We will therefore wonder not only how series as an object impact film studies (Hudelet and Crémieux 2021), but how they have participated in the development of new concepts. Although remediation (Bolter and Grusin 1998) did not emerge conceptually from a corpus of audiovisual series, Grusin has since elaborated his concept premediation (Grusin 2010) partly around these digital narratives. Given their contemporary distribution through online platforms, series also incite us to rethink the very idea of “television”, revolutionizing television studies as a field (Leverette, Ott and Buckley 2008, Lodz 2014). As content watched (downloaded, streamed) on screens of all sizes (from widescreen sets to computers and mobile phones), contemporary series may prompt us to rethink the entire ecology of media, in a convergence culture (Jenkins 2006) affected by their proliferation. Can we still imagine transmedia studies (Cornillon 2018) without them? If series interrogate both security studies (Takacs 2012) and surveillance studies (Lefait 2013) in their mise en abyme of scopic devices in particular, have they not also become essential in screen studies, as well as in studies of the digital and/or posthuman subject (Machinal and Michlin 2018)? Can we, in fact, continue to imagine the field of digital humanities without series?
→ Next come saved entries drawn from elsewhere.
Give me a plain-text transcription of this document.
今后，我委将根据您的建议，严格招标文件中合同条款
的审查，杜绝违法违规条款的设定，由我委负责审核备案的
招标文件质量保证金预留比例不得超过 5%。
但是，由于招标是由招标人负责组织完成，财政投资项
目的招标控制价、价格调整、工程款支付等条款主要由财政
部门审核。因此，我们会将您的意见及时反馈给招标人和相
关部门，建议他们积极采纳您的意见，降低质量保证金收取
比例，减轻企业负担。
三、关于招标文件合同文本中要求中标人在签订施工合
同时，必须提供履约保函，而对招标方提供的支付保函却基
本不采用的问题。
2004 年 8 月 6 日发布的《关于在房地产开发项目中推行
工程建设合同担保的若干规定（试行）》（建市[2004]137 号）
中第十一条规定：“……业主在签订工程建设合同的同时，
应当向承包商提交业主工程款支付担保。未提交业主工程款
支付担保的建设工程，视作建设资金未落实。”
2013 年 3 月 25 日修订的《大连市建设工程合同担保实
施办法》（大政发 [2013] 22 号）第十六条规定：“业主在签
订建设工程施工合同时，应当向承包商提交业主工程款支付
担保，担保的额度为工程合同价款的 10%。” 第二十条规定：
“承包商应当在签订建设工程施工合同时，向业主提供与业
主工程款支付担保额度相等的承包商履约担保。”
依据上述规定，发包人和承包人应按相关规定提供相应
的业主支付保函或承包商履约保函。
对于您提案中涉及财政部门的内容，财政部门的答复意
Finally, although they are still too often relegated to the status of “unserious” popular objects, series nevertheless give social, political and institutional depth to what is often beyond citizens’ actual scrutiny or experience: the backstage of power politics, the secret workings of intelligence agencies, social and professional universes and embodied lives other than their own. As such, they seem to convey forms of knowledge to civil society. In their lectures or seminars, academics are well aware of how series bridge the gap between scientific fact and common knowledge, and they often draw from series’ staging of complex social realities (can the cogs of the US political system or backchannel communication be exposed with as much force in a traditional lecture as in an episode of The West Wing?). How series can facilitate the transfer of knowledge will therefore also be a focus of the conference.
We will welcome proposals focused on the critical study of what series “do” to established disciplines; on how series affect the constitution of knowledge; and on how they allow the transmission of knowledge.
Please send your proposals (approx. 300 words + 5 lines of bio-bibliography), by September 30, 2021 to firstname.lastname@example.org
Authors will be notified by October 30, 2021. Papers can be delivered either in English or French.
An international publication will gather a selection of papers given at the conference.